Leone Rocha - Macapá, AP

O eu e o outro

Ele procurava desesperadamente ser, mas a cada encontro com o Outro percebia que este, da mesma forma, queria ser também. E esse Outro negava sua existência pela diferença implícita entre ambos que se revelava numa negação mútua de existências. Cansado de tentativas vãs, de tantos impedimentos e obstáculos, pensou em um plano. Fez hora extra no trabalho de garçom durante seis meses, o suficiente para custear a matrícula em um curso de sobrevivência na floresta, compra de equipamentos e dos livros que ainda não lera. Decorridos mais seis meses, arrumou a barraca, juntou todos os livros que conseguiu, comunicou a família e rumou para o isolamento na selva à beira do rio.
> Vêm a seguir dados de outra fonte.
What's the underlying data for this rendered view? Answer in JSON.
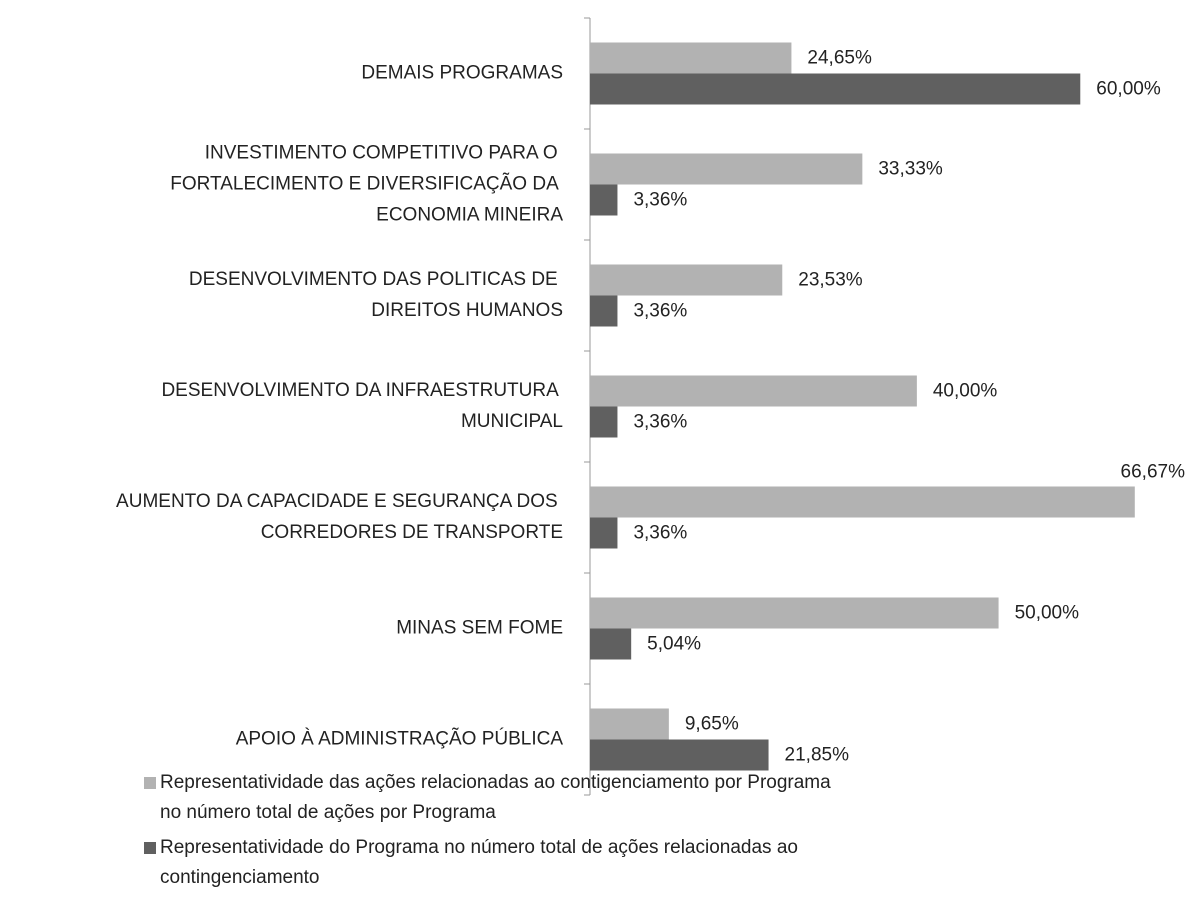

Um ano transcorreu. Ele dominava história da filosofia, da arte, da música. Falava a língua dos homens e dos anjos, mas ainda sentia-se vazio. Não escutava comentários, não havia a quem comentar. Tudo corria do seu jeito e não sabia se acontecia do melhor jeito por que não havia segunda opinião. Cansou-se novamente e, pasmo, percebeu que sentia falta do Outro.
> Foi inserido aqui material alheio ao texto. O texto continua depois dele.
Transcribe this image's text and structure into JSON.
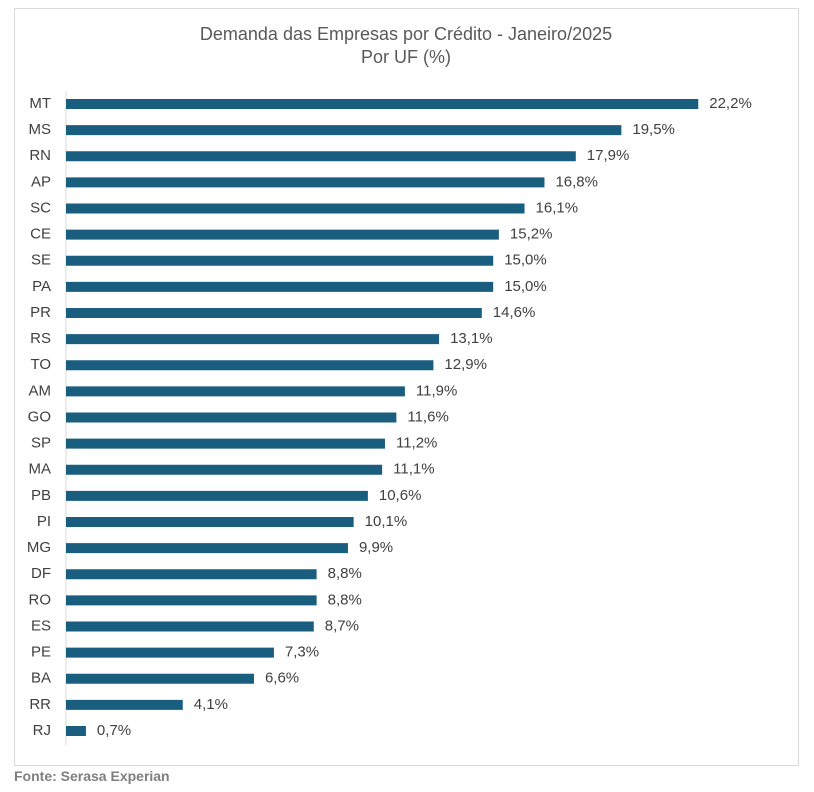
{
  "chart_data": {
    "type": "bar",
    "orientation": "horizontal",
    "title": "Demanda das Empresas por Crédito - Janeiro/2025",
    "subtitle": "Por UF (%)",
    "categories": [
      "MT",
      "MS",
      "RN",
      "AP",
      "SC",
      "CE",
      "SE",
      "PA",
      "PR",
      "RS",
      "TO",
      "AM",
      "GO",
      "SP",
      "MA",
      "PB",
      "PI",
      "MG",
      "DF",
      "RO",
      "ES",
      "PE",
      "BA",
      "RR",
      "RJ"
    ],
    "values": [
      22.2,
      19.5,
      17.9,
      16.8,
      16.1,
      15.2,
      15.0,
      15.0,
      14.6,
      13.1,
      12.9,
      11.9,
      11.6,
      11.2,
      11.1,
      10.6,
      10.1,
      9.9,
      8.8,
      8.8,
      8.7,
      7.3,
      6.6,
      4.1,
      0.7
    ],
    "data_labels": [
      "22,2%",
      "19,5%",
      "17,9%",
      "16,8%",
      "16,1%",
      "15,2%",
      "15,0%",
      "15,0%",
      "14,6%",
      "13,1%",
      "12,9%",
      "11,9%",
      "11,6%",
      "11,2%",
      "11,1%",
      "10,6%",
      "10,1%",
      "9,9%",
      "8,8%",
      "8,8%",
      "8,7%",
      "7,3%",
      "6,6%",
      "4,1%",
      "0,7%"
    ],
    "xlabel": "",
    "ylabel": "",
    "xlim": [
      0,
      25
    ],
    "grid": false,
    "legend": "none",
    "bar_color": "#1a5e7f"
  },
  "footer": {
    "source": "Fonte: Serasa Experian"
  }
}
“E agora, como vou ser? Estou em uma sinuca de bico!” Foi então que ele viu algo na floresta. Estava chovendo e o local onde ele se encontrava estava alagado. Existiam um grupo de formigas próximo. Elas estavam reunidas, mudando de lugar, atravessando um trecho alagado, e faziam uma ponte coletiva para cada formiga passar. Ao final todas passaram. Ele percebeu que cada formiga se anulou por um bem maior que resultou no melhor para cada uma. Cada formiga cedeu um pouco, anulou-se um pouco para coexistirem em sociedade, para que todas pudessem ser.

Nosso amigo egoísta voltou para a cidade decidido a largar os melindres e buscar ser mais sociável.